Additionally, modern DAST tools use advanced techniques like machine learning to improve accuracy. For instance, machine learning algorithms can analyze patterns in past scans to better distinguish legitimate vulnerabilities from false positives and continuously refine their detection capabilities.
Other techniques, such as context-aware analysis and correlation with real-world attack patterns, further enhance their ability to detect meaningful issues while reducing overhead.
Other techniques for managing false positives include tuning DAST configurations to match application-specific requirements and using predefined rule sets to exclude known, safe, and expected behaviors. Regularly updating vulnerability libraries ensures the tool accurately identifies real threats while reducing the likelihood of false positives caused by outdated patterns.
False negatives can be resolved using manual reviews with DAST or combining it with IAST, which links detected vulnerabilities to specific code components for deeper insights.
This way, organizations can ensure that DAST results are more accurate and actionable, and security teams have better data to prioritize and remediate vulnerabilities effectively.
How TeamCity can help
TeamCity is a CI/CD solution that integrates DAST into CI/CD pipelines, embedding security testing directly into the development workflow. With its robust support for a wide range of languages and technologies, TeamCity ensures that projects of any size – whether they involve small teams or enterprise-scale applications – can seamlessly integrate DAST tools into their workflows.
Automating builds, tests, and deployments allows TeamCity to embed DAST scans at key stages of the software development lifecycle. Its integration capabilities extend to popular DAST tools, ensuring security testing runs alongside other CI/CD activities without disrupting productivity.
The platform’s detailed build logs and visual build chains provide insights into test results, making it easier for developers to pinpoint and address security vulnerabilities early.
TeamCity reinforces a shift-left approach to security, ensuring testing is integrated earlier in the development cycle.

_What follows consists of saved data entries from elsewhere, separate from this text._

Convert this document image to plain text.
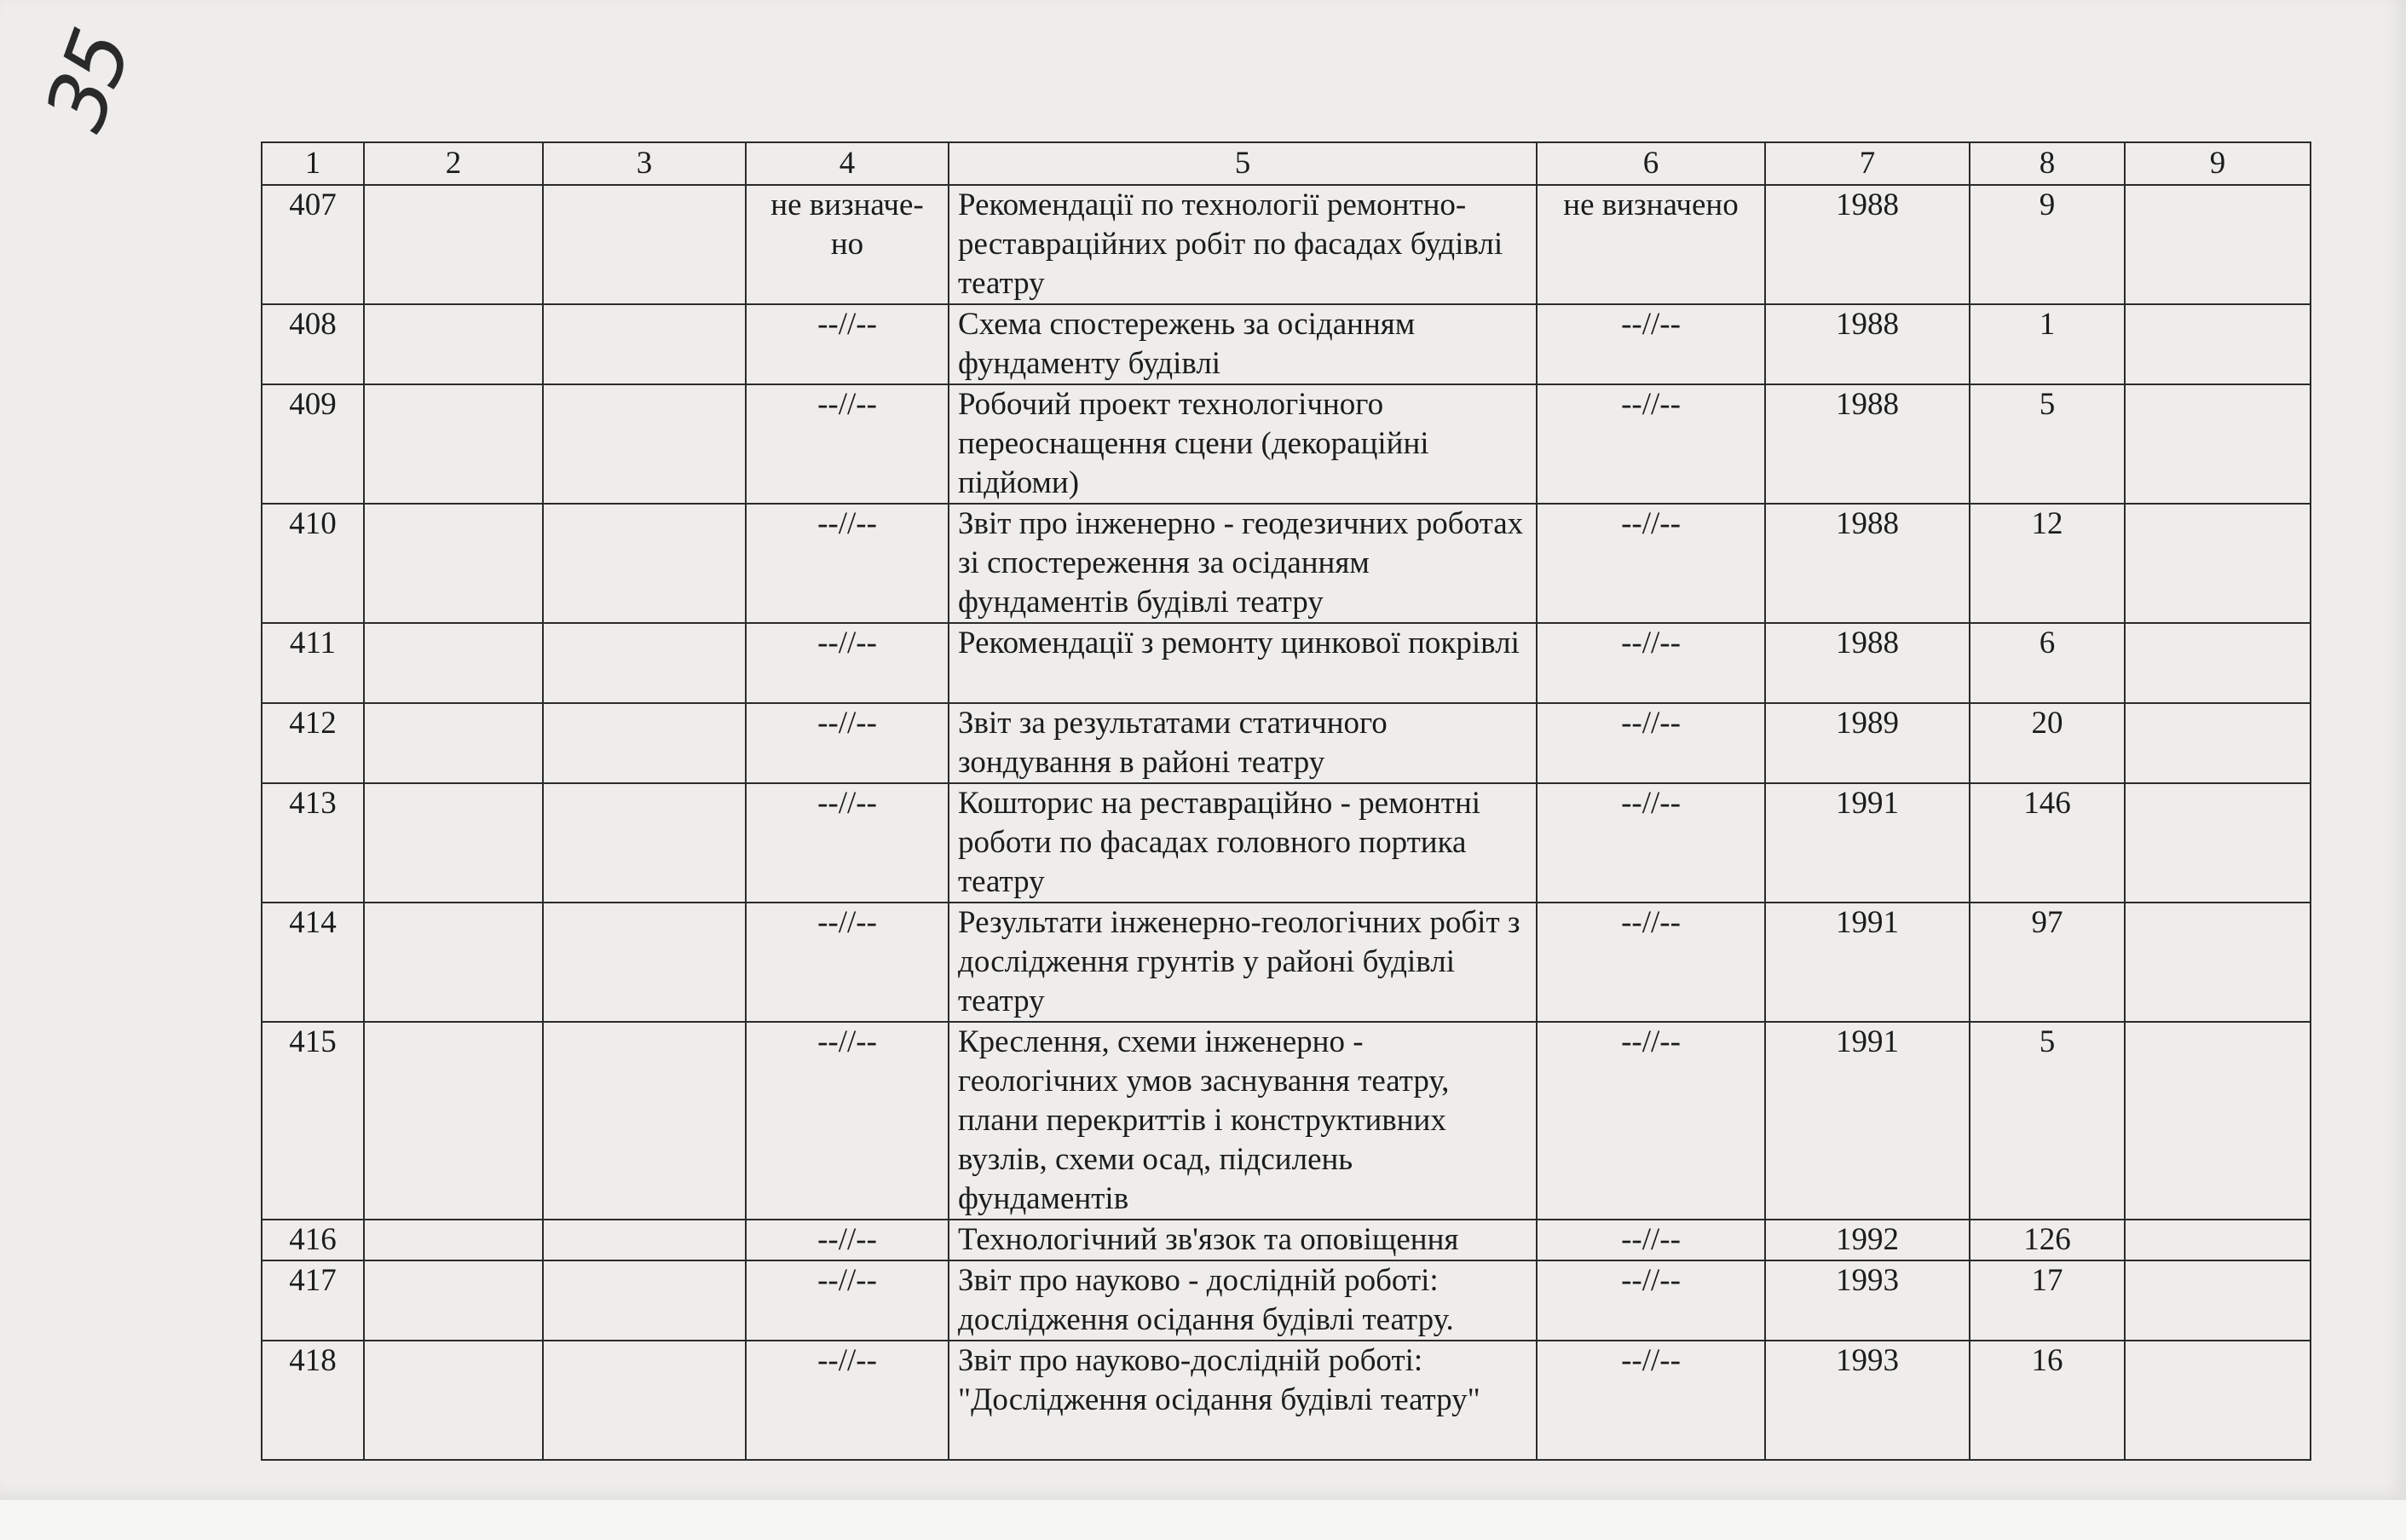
35
1	2	3	4	5	6	7	8	9
407			не визначе-но	Рекомендації по технології ремонтно-реставраційних робіт по фасадах будівлі театру	не визначено	1988	9	
408			--//--	Схема спостережень за осіданням фундаменту будівлі	--//--	1988	1	
409			--//--	Робочий проект технологічного переоснащення сцени (декораційні підйоми)	--//--	1988	5	
410			--//--	Звіт про інженерно - геодезичних роботах зі спостереження за осіданням фундаментів будівлі театру	--//--	1988	12	
411			--//--	Рекомендації з ремонту цинкової покрівлі	--//--	1988	6	
412			--//--	Звіт за результатами статичного зондування в районі театру	--//--	1989	20	
413			--//--	Кошторис на реставраційно - ремонтні роботи по фасадах головного портика театру	--//--	1991	146	
414			--//--	Результати інженерно-геологічних робіт з дослідження грунтів у районі будівлі театру	--//--	1991	97	
415			--//--	Креслення, схеми інженерно - геологічних умов заснування театру, плани перекриттів і конструктивних вузлів, схеми осад, підсилень фундаментів	--//--	1991	5	
416			--//--	Технологічний зв'язок та оповіщення	--//--	1992	126	
417			--//--	Звіт про науково - дослідній роботі: дослідження осідання будівлі театру.	--//--	1993	17	
418			--//--	Звіт про науково-дослідній роботі: "Дослідження осідання будівлі театру"	--//--	1993	16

Automated testing features, such as test parallelization and flaky test detection, help developers maintain high-quality code while uncovering potential runtime vulnerabilities. With its emphasis on automation, scalability, and user-friendly integrations, TeamCity empowers teams to build secure and reliable software with confidence.
Conclusion
Identifying vulnerabilities during runtime allows DAST to address gaps left by other testing methods for thorough coverage of potential security flaws. Combining DAST with tools like SAST and IAST creates a layered security approach that maximizes visibility and optimizes remediation efforts.
Before adopting DAST, evaluate your current security practices to identify areas where it can make the most significant impact, such as detecting runtime vulnerabilities in environments with third-party dependencies, rapidly changing codebases, and tight release schedules tracked through DevOps metrics.
Once gaps are identified, the next step is to select a DAST solution that aligns with your team’s workflows and objectives. Choose a tool that integrates seamlessly into your development pipeline, allowing for regular scans and effective analysis of results.
Incorporating these findings into your workflow ensures vulnerabilities are prioritized and resolved efficiently, reducing risks, enhancing productivity, and maintaining the speed and agility demanded by modern development practices.
TeamCity is a reliable solution that can support these efforts by offering seamless integration of DAST tools into CI/CD pipelines. Its complete set of features, such as automated testing and detailed build insights, empowers teams to detect and remediate vulnerabilities efficiently. With TeamCity, organizations can strengthen their security posture without compromising development speed or agility.